Nah, not even close. Let's guess and say there were about 15 million copies sold. 15M * 131GB is about 2M TB (2000 PB / 2 EB). At 30% mean utilisation, a 100Gb/s port will do 10 PB in a month, and at most IXPs that costs $2000-$3000/month. That makes it about $400k in bandwidth charges (I imagine 90%+ is peered or hosted inside ISPs, not via transit), and you could quite easily build a server that would push 100Gb/s of static objects for under $10k a pop.

It would surprise me if the total additional costs were over $1M, considering they already have their own CDN setup. One of the big cloud vendors would charge $100M just for the bandwidth, let alone the infrastructure to serve it, based on some quick calculation I've done (probably incorrectly) -- though interestingly, HN's fave non-cloud vendor Hetzner would only charge $2M :P


Replies

fleabitdevtoday at 3:59 PM

Isn't it a little reductive to look at basic infrastructure costs? I used Hetzner as a surrogate for the raw cost of bandwidth, plus overheads. If you need to serve data outside Europe, the budget tier of BunnyCDN is four times more expensive than Hetzner.

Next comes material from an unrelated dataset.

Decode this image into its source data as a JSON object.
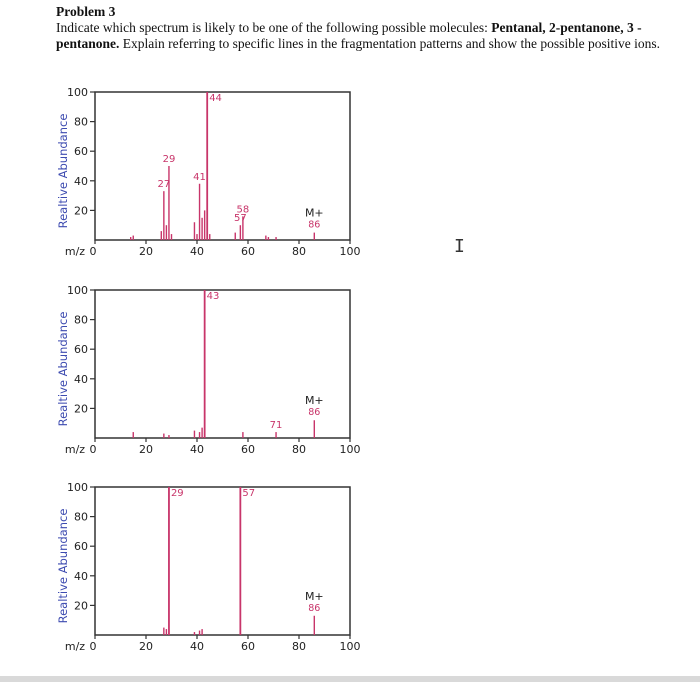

But you might be right - in a market where the price of the same good varies by two orders of magnitude, I could believe that even the nice vendors are charging a 400% markup.

icecube123today at 4:56 PM

Yea, I always laugh when folks talk about how expensive they claim bandwidth is for companies. Large “internet” companies are just paying a small monthly cost for transit at an IX. They arent paying $xx/gig ($1/gig) like the average consumer is. If you buy a 100gig port for $2k, it costs the same if you’re using 5 GB a day or 8 PB per day.

stanactoday at 3:51 PM

Off topic question.

> I imagine 90%+ is peered or hosted inside ISPs, not via transit

How hosting inside ISPs function? Does ISP have to MITM? I heard similar claims for Netflix and other streaming media, like ISPs host/cache the data themselves. Do they have to have some agreement with Steam/Netflix?